Осенью сорок первого года мы лежали в тесной палате со сводчатыми потолками: госпиталь расположился в монастыре, другого места для него интенданты уже не могли сыскать в забитом беженцами городе. Налеты бывали часто, и, когда шла бомбежка, глухо гудели в ночи безъязыкие монастырские колокола.

— Ну, сегодня как-нибудь, а завтра блины, — мрачновато пошучивал солдат, лежавший возле узкого окна, похожего на крепостную бойницу.

И завтра действительно случалось что-нибудь очень хорошее — то письмо придет кому-то от потерявшейся было семьи, то детдомовцы, шефы наши, пожалуют.

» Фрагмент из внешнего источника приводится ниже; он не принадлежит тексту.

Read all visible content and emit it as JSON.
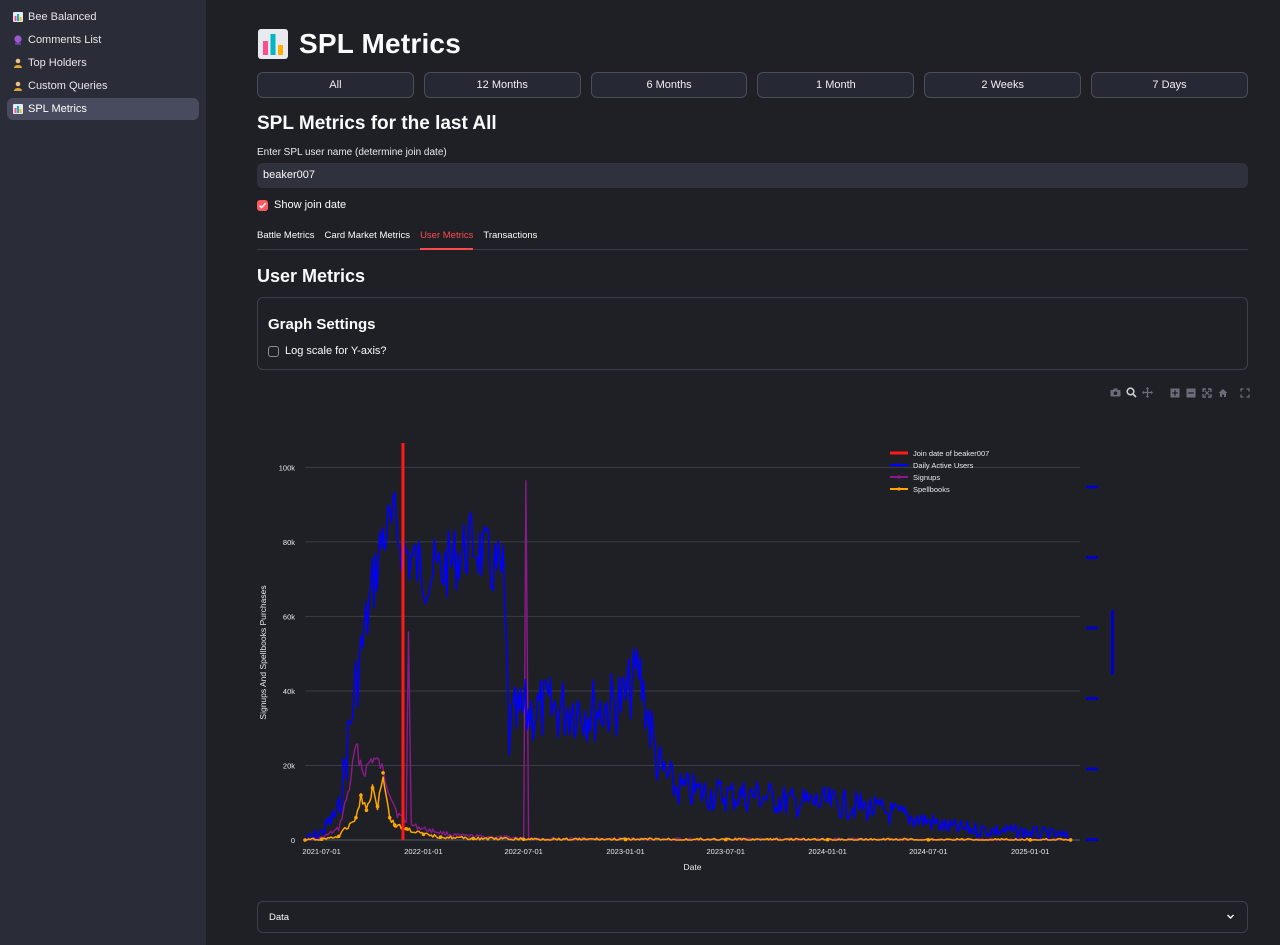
{
  "sidebar": {
    "items": [
      {
        "label": "Bee Balanced",
        "icon": "bar-chart-icon",
        "active": false
      },
      {
        "label": "Comments List",
        "icon": "crystal-ball-icon",
        "active": false
      },
      {
        "label": "Top Holders",
        "icon": "person-icon",
        "active": false
      },
      {
        "label": "Custom Queries",
        "icon": "person-icon",
        "active": false
      },
      {
        "label": "SPL Metrics",
        "icon": "bar-chart-icon",
        "active": true
      }
    ]
  },
  "header": {
    "title": "SPL Metrics",
    "icon": "bar-chart-icon"
  },
  "periods": [
    "All",
    "12 Months",
    "6 Months",
    "1 Month",
    "2 Weeks",
    "7 Days"
  ],
  "subheading": "SPL Metrics for the last All",
  "user_input": {
    "label": "Enter SPL user name (determine join date)",
    "value": "beaker007"
  },
  "show_join": {
    "label": "Show join date",
    "checked": true
  },
  "tabs": [
    {
      "label": "Battle Metrics",
      "active": false
    },
    {
      "label": "Card Market Metrics",
      "active": false
    },
    {
      "label": "User Metrics",
      "active": true
    },
    {
      "label": "Transactions",
      "active": false
    }
  ],
  "section_title": "User Metrics",
  "graph_settings": {
    "title": "Graph Settings",
    "log_label": "Log scale for Y-axis?",
    "log_checked": false
  },
  "toolbar": [
    "camera-icon",
    "zoom-icon",
    "pan-icon",
    "zoom-in-icon",
    "zoom-out-icon",
    "autoscale-icon",
    "home-icon",
    "fullscreen-icon"
  ],
  "colors": {
    "accent": "#ff4b4b",
    "join": "#ff1a1a",
    "dau": "#0000ff",
    "signups": "#8b1a8b",
    "spellbooks": "#ffa500"
  },
  "chart_data": {
    "type": "line",
    "xlabel": "Date",
    "ylabel": "Signups And Spellbooks  Purchases",
    "ylim": [
      0,
      106000
    ],
    "y_ticks": [
      0,
      20000,
      40000,
      60000,
      80000,
      100000
    ],
    "y_tick_labels": [
      "0",
      "20k",
      "40k",
      "60k",
      "80k",
      "100k"
    ],
    "x_range": [
      "2021-06-01",
      "2025-04-01"
    ],
    "x_ticks": [
      "2021-07-01",
      "2022-01-01",
      "2022-07-01",
      "2023-01-01",
      "2023-07-01",
      "2024-01-01",
      "2024-07-01",
      "2025-01-01"
    ],
    "grid": true,
    "legend_placement": "top-right",
    "join_date": "2021-11-25",
    "series": [
      {
        "name": "Join date of beaker007",
        "kind": "join"
      },
      {
        "name": "Daily Active Users",
        "kind": "dau",
        "x": [
          "2021-06-01",
          "2021-07-01",
          "2021-08-01",
          "2021-09-01",
          "2021-10-01",
          "2021-10-20",
          "2021-11-10",
          "2021-12-01",
          "2022-01-01",
          "2022-02-01",
          "2022-03-01",
          "2022-04-01",
          "2022-05-01",
          "2022-05-25",
          "2022-06-05",
          "2022-06-15",
          "2022-07-01",
          "2022-08-01",
          "2022-09-01",
          "2022-10-01",
          "2022-11-01",
          "2022-12-01",
          "2023-01-01",
          "2023-01-25",
          "2023-03-01",
          "2023-04-01",
          "2023-05-01",
          "2023-07-01",
          "2023-09-01",
          "2023-11-01",
          "2024-01-01",
          "2024-03-01",
          "2024-05-01",
          "2024-07-01",
          "2024-08-01",
          "2024-09-01",
          "2024-11-01",
          "2025-01-01",
          "2025-02-01",
          "2025-03-01",
          "2025-03-15"
        ],
        "y": [
          0,
          2000,
          8000,
          42000,
          68000,
          82000,
          85000,
          77000,
          72000,
          72000,
          76000,
          80000,
          74000,
          71000,
          28000,
          32000,
          34000,
          35000,
          35000,
          36000,
          35000,
          36000,
          38000,
          46000,
          20000,
          14000,
          13000,
          12000,
          12000,
          10000,
          10000,
          9000,
          7000,
          5000,
          3500,
          3000,
          2500,
          2000,
          1500,
          1000,
          500
        ]
      },
      {
        "name": "Signups",
        "kind": "signups",
        "x": [
          "2021-06-01",
          "2021-07-01",
          "2021-08-01",
          "2021-08-20",
          "2021-09-01",
          "2021-09-15",
          "2021-10-01",
          "2021-10-15",
          "2021-11-01",
          "2021-11-15",
          "2021-12-01",
          "2021-12-05",
          "2021-12-10",
          "2022-01-01",
          "2022-02-01",
          "2022-03-01",
          "2022-05-01",
          "2022-07-01",
          "2022-07-05",
          "2022-07-10",
          "2022-09-01",
          "2023-01-01",
          "2023-07-01",
          "2024-01-01",
          "2024-07-01",
          "2025-01-01",
          "2025-03-15"
        ],
        "y": [
          0,
          500,
          3000,
          14000,
          25000,
          18000,
          22000,
          20000,
          13000,
          7000,
          5000,
          58000,
          4000,
          3000,
          2000,
          1200,
          800,
          500,
          97000,
          400,
          300,
          200,
          150,
          100,
          80,
          50,
          30
        ]
      },
      {
        "name": "Spellbooks",
        "kind": "spellbooks",
        "x": [
          "2021-06-01",
          "2021-07-01",
          "2021-08-01",
          "2021-09-01",
          "2021-09-10",
          "2021-09-20",
          "2021-10-01",
          "2021-10-10",
          "2021-10-20",
          "2021-11-01",
          "2021-11-10",
          "2021-12-01",
          "2022-01-01",
          "2022-02-01",
          "2022-04-01",
          "2022-07-01",
          "2023-01-01",
          "2023-07-01",
          "2024-01-01",
          "2024-07-01",
          "2025-01-01",
          "2025-03-15"
        ],
        "y": [
          0,
          200,
          1000,
          6000,
          12000,
          8000,
          14000,
          9000,
          18000,
          6000,
          4000,
          3000,
          1500,
          800,
          400,
          200,
          150,
          100,
          80,
          60,
          40,
          20
        ]
      }
    ]
  }
}
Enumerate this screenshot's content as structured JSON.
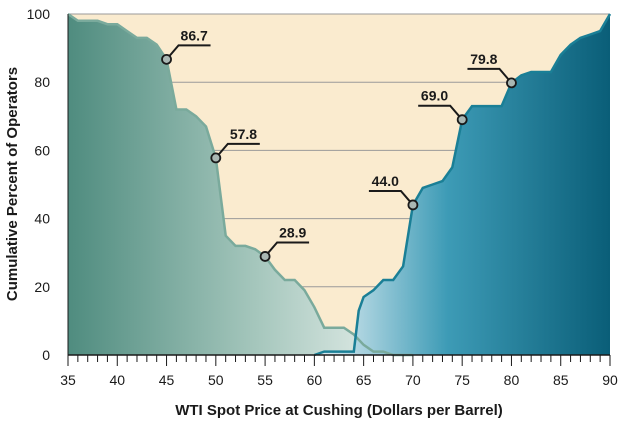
{
  "chart_data": {
    "type": "area",
    "title": "",
    "xlabel": "WTI Spot Price at Cushing (Dollars per Barrel)",
    "ylabel": "Cumulative Percent of Operators",
    "xlim": [
      35,
      90
    ],
    "ylim": [
      0,
      100
    ],
    "x_ticks": [
      35,
      40,
      45,
      50,
      55,
      60,
      65,
      70,
      75,
      80,
      85,
      90
    ],
    "y_ticks": [
      0,
      20,
      40,
      60,
      80,
      100
    ],
    "grid": "horizontal",
    "series": [
      {
        "color": "#7aaa9c",
        "x": [
          35,
          36,
          37,
          38,
          39,
          40,
          41,
          42,
          43,
          44,
          45,
          46,
          47,
          48,
          49,
          50,
          51,
          52,
          53,
          54,
          55,
          56,
          57,
          58,
          59,
          60,
          61,
          62,
          63,
          64,
          65,
          66,
          67,
          68,
          69,
          70
        ],
        "values": [
          100,
          98,
          98,
          98,
          97,
          97,
          95,
          93,
          93,
          91,
          86.7,
          72,
          72,
          70,
          67,
          57.8,
          35,
          32,
          32,
          31,
          28.9,
          25,
          22,
          22,
          19,
          14,
          8,
          8,
          8,
          6,
          3,
          1,
          1,
          0,
          0,
          0
        ],
        "labeled_points": [
          {
            "x": 45,
            "y": 86.7,
            "label": "86.7"
          },
          {
            "x": 50,
            "y": 57.8,
            "label": "57.8"
          },
          {
            "x": 55,
            "y": 28.9,
            "label": "28.9"
          }
        ]
      },
      {
        "color": "#1a7f96",
        "x": [
          60,
          61,
          62,
          63,
          64,
          64.5,
          65,
          66,
          67,
          68,
          69,
          70,
          71,
          72,
          73,
          74,
          75,
          76,
          77,
          78,
          79,
          80,
          81,
          82,
          83,
          84,
          85,
          86,
          87,
          88,
          89,
          90
        ],
        "values": [
          0,
          1,
          1,
          1,
          1,
          13,
          17,
          19,
          22,
          22,
          26,
          44,
          49,
          50,
          51,
          55,
          69,
          73,
          73,
          73,
          73,
          79.8,
          82,
          83,
          83,
          83,
          88,
          91,
          93,
          94,
          95,
          100
        ],
        "labeled_points": [
          {
            "x": 70,
            "y": 44.0,
            "label": "44.0"
          },
          {
            "x": 75,
            "y": 69.0,
            "label": "69.0"
          },
          {
            "x": 80,
            "y": 79.8,
            "label": "79.8"
          }
        ]
      }
    ]
  }
}
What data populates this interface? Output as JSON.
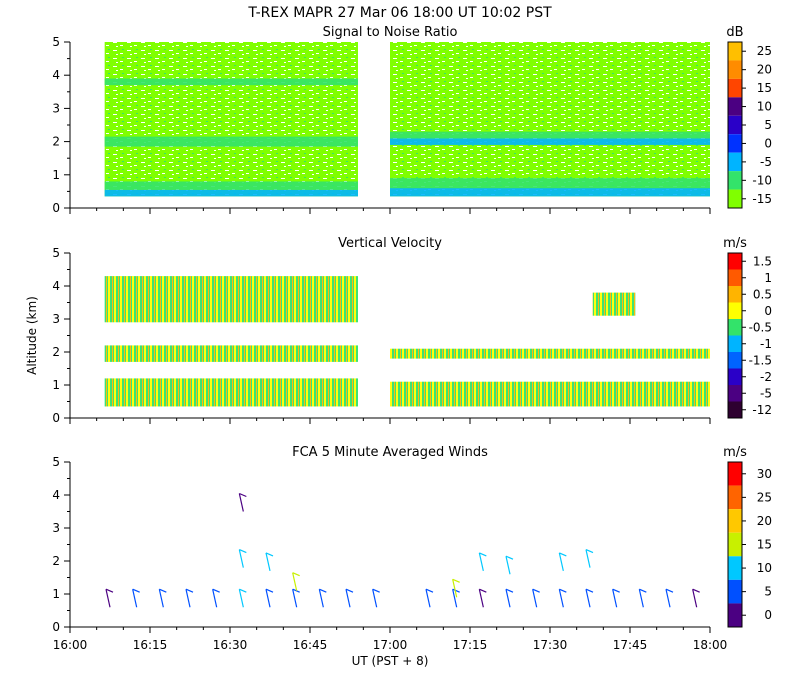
{
  "header": {
    "title": "T-REX   MAPR 27 Mar 06   18:00 UT   10:02   PST"
  },
  "x_axis": {
    "label": "UT  (PST + 8)",
    "range_minutes": [
      0,
      120
    ],
    "ticks": [
      {
        "min": 0,
        "label": "16:00"
      },
      {
        "min": 15,
        "label": "16:15"
      },
      {
        "min": 30,
        "label": "16:30"
      },
      {
        "min": 45,
        "label": "16:45"
      },
      {
        "min": 60,
        "label": "17:00"
      },
      {
        "min": 75,
        "label": "17:15"
      },
      {
        "min": 90,
        "label": "17:30"
      },
      {
        "min": 105,
        "label": "17:45"
      },
      {
        "min": 120,
        "label": "18:00"
      }
    ]
  },
  "y_axis": {
    "label": "Altitude (km)",
    "ylim": [
      0,
      5
    ],
    "ticks": [
      "0",
      "1",
      "2",
      "3",
      "4",
      "5"
    ]
  },
  "chart_data": [
    {
      "type": "heatmap",
      "title": "Signal to Noise Ratio",
      "unit": "dB",
      "xlabel": "",
      "ylabel": "",
      "xlim": [
        0,
        120
      ],
      "ylim": [
        0,
        5
      ],
      "colorbar": [
        {
          "label": "25",
          "color": "#ffbf00"
        },
        {
          "label": "20",
          "color": "#ff8c00"
        },
        {
          "label": "15",
          "color": "#ff4500"
        },
        {
          "label": "10",
          "color": "#4b0082"
        },
        {
          "label": "5",
          "color": "#2a00c8"
        },
        {
          "label": "0",
          "color": "#0032ff"
        },
        {
          "label": "-5",
          "color": "#00b4ff"
        },
        {
          "label": "-10",
          "color": "#33e36a"
        },
        {
          "label": "-15",
          "color": "#80ff00"
        }
      ],
      "data_gap_minutes": [
        54,
        60
      ],
      "coverage": [
        {
          "t0": 6.5,
          "t1": 54,
          "z0": 0.35,
          "z1": 5.0
        },
        {
          "t0": 60,
          "t1": 120,
          "z0": 0.35,
          "z1": 5.0
        }
      ],
      "layers": [
        {
          "t0": 6.5,
          "t1": 54,
          "z0": 0.35,
          "z1": 0.55,
          "color": "#00b4ff"
        },
        {
          "t0": 6.5,
          "t1": 54,
          "z0": 0.55,
          "z1": 0.8,
          "color": "#33e36a"
        },
        {
          "t0": 6.5,
          "t1": 54,
          "z0": 1.85,
          "z1": 2.15,
          "color": "#33e36a"
        },
        {
          "t0": 6.5,
          "t1": 54,
          "z0": 3.7,
          "z1": 3.9,
          "color": "#33e36a"
        },
        {
          "t0": 60,
          "t1": 120,
          "z0": 0.35,
          "z1": 0.6,
          "color": "#00b4ff"
        },
        {
          "t0": 60,
          "t1": 120,
          "z0": 0.6,
          "z1": 0.9,
          "color": "#33e36a"
        },
        {
          "t0": 60,
          "t1": 120,
          "z0": 1.9,
          "z1": 2.1,
          "color": "#00b4ff"
        },
        {
          "t0": 60,
          "t1": 120,
          "z0": 2.1,
          "z1": 2.3,
          "color": "#33e36a"
        }
      ]
    },
    {
      "type": "heatmap",
      "title": "Vertical Velocity",
      "unit": "m/s",
      "xlabel": "",
      "ylabel": "Altitude (km)",
      "xlim": [
        0,
        120
      ],
      "ylim": [
        0,
        5
      ],
      "colorbar": [
        {
          "label": "1.5",
          "color": "#ff0000"
        },
        {
          "label": "1",
          "color": "#ff5a00"
        },
        {
          "label": "0.5",
          "color": "#ffb400"
        },
        {
          "label": "0",
          "color": "#ffff00"
        },
        {
          "label": "-0.5",
          "color": "#33e36a"
        },
        {
          "label": "-1",
          "color": "#00b4ff"
        },
        {
          "label": "-1.5",
          "color": "#0064ff"
        },
        {
          "label": "-2",
          "color": "#2a00c8"
        },
        {
          "label": "-5",
          "color": "#4b0082"
        },
        {
          "label": "-12",
          "color": "#2e0030"
        }
      ],
      "data_gap_minutes": [
        54,
        60
      ],
      "layers": [
        {
          "t0": 6.5,
          "t1": 54,
          "z0": 0.35,
          "z1": 1.2,
          "color": "#33e36a"
        },
        {
          "t0": 6.5,
          "t1": 54,
          "z0": 1.7,
          "z1": 2.2,
          "color": "#ffff00"
        },
        {
          "t0": 6.5,
          "t1": 54,
          "z0": 2.9,
          "z1": 4.3,
          "color": "#ffff00"
        },
        {
          "t0": 60,
          "t1": 120,
          "z0": 0.35,
          "z1": 1.1,
          "color": "#ffff00"
        },
        {
          "t0": 60,
          "t1": 120,
          "z0": 1.8,
          "z1": 2.1,
          "color": "#33e36a"
        },
        {
          "t0": 98,
          "t1": 106,
          "z0": 3.1,
          "z1": 3.8,
          "color": "#00b4ff"
        }
      ]
    },
    {
      "type": "scatter",
      "title": "FCA 5 Minute Averaged Winds",
      "unit": "m/s",
      "xlabel": "UT  (PST + 8)",
      "ylabel": "",
      "xlim": [
        0,
        120
      ],
      "ylim": [
        0,
        5
      ],
      "colorbar": [
        {
          "label": "30",
          "color": "#ff0000"
        },
        {
          "label": "25",
          "color": "#ff6400"
        },
        {
          "label": "20",
          "color": "#ffc800"
        },
        {
          "label": "15",
          "color": "#c8f000"
        },
        {
          "label": "10",
          "color": "#00c8ff"
        },
        {
          "label": "5",
          "color": "#0050ff"
        },
        {
          "label": "0",
          "color": "#4b0082"
        }
      ],
      "wind_barbs": [
        {
          "t": 7.5,
          "z": 0.6,
          "speed": 4
        },
        {
          "t": 12.5,
          "z": 0.6,
          "speed": 6
        },
        {
          "t": 17.5,
          "z": 0.6,
          "speed": 8
        },
        {
          "t": 22.5,
          "z": 0.6,
          "speed": 8
        },
        {
          "t": 27.5,
          "z": 0.6,
          "speed": 9
        },
        {
          "t": 32.5,
          "z": 0.6,
          "speed": 10
        },
        {
          "t": 37.5,
          "z": 0.6,
          "speed": 9
        },
        {
          "t": 42.5,
          "z": 0.6,
          "speed": 8
        },
        {
          "t": 47.5,
          "z": 0.6,
          "speed": 7
        },
        {
          "t": 52.5,
          "z": 0.6,
          "speed": 7
        },
        {
          "t": 57.5,
          "z": 0.6,
          "speed": 6
        },
        {
          "t": 67.5,
          "z": 0.6,
          "speed": 5
        },
        {
          "t": 72.5,
          "z": 0.6,
          "speed": 6
        },
        {
          "t": 77.5,
          "z": 0.6,
          "speed": 3
        },
        {
          "t": 82.5,
          "z": 0.6,
          "speed": 6
        },
        {
          "t": 87.5,
          "z": 0.6,
          "speed": 8
        },
        {
          "t": 92.5,
          "z": 0.6,
          "speed": 9
        },
        {
          "t": 97.5,
          "z": 0.6,
          "speed": 7
        },
        {
          "t": 102.5,
          "z": 0.6,
          "speed": 7
        },
        {
          "t": 107.5,
          "z": 0.6,
          "speed": 8
        },
        {
          "t": 112.5,
          "z": 0.6,
          "speed": 7
        },
        {
          "t": 117.5,
          "z": 0.6,
          "speed": 2
        },
        {
          "t": 42.5,
          "z": 1.1,
          "speed": 18
        },
        {
          "t": 72.5,
          "z": 0.9,
          "speed": 16
        },
        {
          "t": 32.5,
          "z": 1.8,
          "speed": 13
        },
        {
          "t": 37.5,
          "z": 1.7,
          "speed": 13
        },
        {
          "t": 32.5,
          "z": 3.5,
          "speed": 4
        },
        {
          "t": 77.5,
          "z": 1.7,
          "speed": 14
        },
        {
          "t": 82.5,
          "z": 1.6,
          "speed": 14
        },
        {
          "t": 92.5,
          "z": 1.7,
          "speed": 14
        },
        {
          "t": 97.5,
          "z": 1.8,
          "speed": 13
        }
      ]
    }
  ]
}
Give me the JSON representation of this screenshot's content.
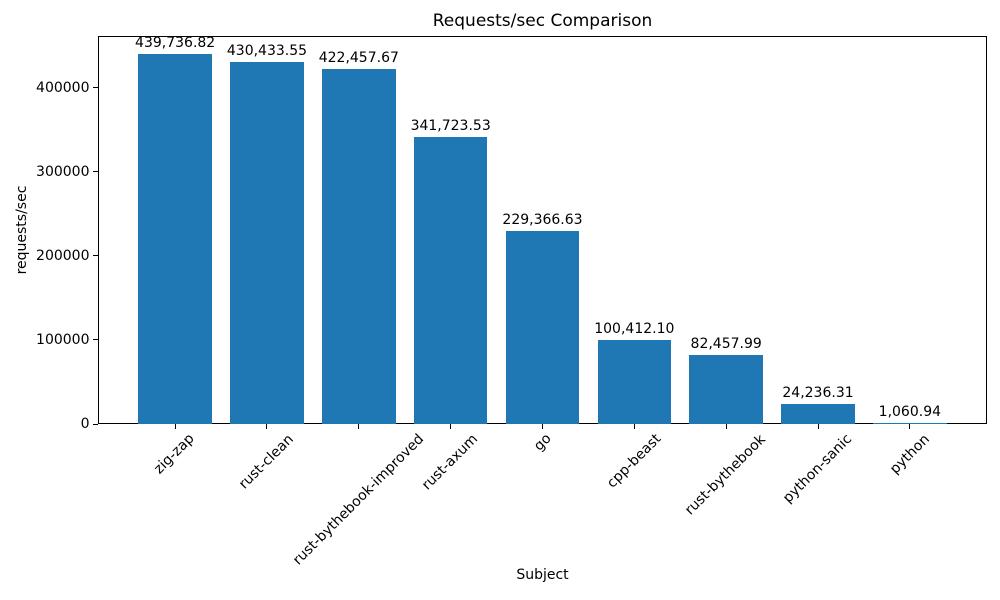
{
  "chart_data": {
    "type": "bar",
    "title": "Requests/sec Comparison",
    "xlabel": "Subject",
    "ylabel": "requests/sec",
    "categories": [
      "zig-zap",
      "rust-clean",
      "rust-bythebook-improved",
      "rust-axum",
      "go",
      "cpp-beast",
      "rust-bythebook",
      "python-sanic",
      "python"
    ],
    "values": [
      439736.82,
      430433.55,
      422457.67,
      341723.53,
      229366.63,
      100412.1,
      82457.99,
      24236.31,
      1060.94
    ],
    "value_labels": [
      "439,736.82",
      "430,433.55",
      "422,457.67",
      "341,723.53",
      "229,366.63",
      "100,412.10",
      "82,457.99",
      "24,236.31",
      "1,060.94"
    ],
    "yticks": [
      0,
      100000,
      200000,
      300000,
      400000
    ],
    "ylim": [
      0,
      461724
    ],
    "bar_color": "#1f77b4",
    "grid": false,
    "legend": null,
    "background": "#ffffff"
  }
}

Мы любили своих шефов, ждали их всегда с нетерпением. А те, как чувствовали, появлялись в самый нужный момент — когда кончалась махорка, когда сводка бывала такой, что хуже не придумаешь. Придут, рассядутся на краешках коек, развяжут принесенные узелки, скажут совсем как взрослые:

— Берите, кто курит. Моршанская… Посидят, повздыхают, на прощанье непременно спросят, чего принести завтра.

— Да ничего нам не надо! Так приходите. А моршанская у вас крепка-а!..

Так и жили — от одного прихода шефов до другого часы отсчитывали:

— Ну, нынче как-нибудь, а завтра опять небось прискачут. Поговоришь с такими — как дома побываешь…

Но до дома было далеко, как до полюса, а монастырские стены трещали по всем швам вместе с городом.

Как-то рано утром проснулись мы, а на тумбочке посреди палаты — стопка книг, десятка полтора-два, и фотография Ленина — окантованная, под толстым стеклом, треснувшим с угла на угол. Откуда — никто не знает.

Заколотили гвоздь между кирпичей, повесили портрет, книжки читать принялись. Немец кружит над городом, а в палате только шелест страниц стоит. Немец бомбит, а мы читаем всё подряд: «Графа Нулина», «Устав комсомола», «Беседы по агротехнике»…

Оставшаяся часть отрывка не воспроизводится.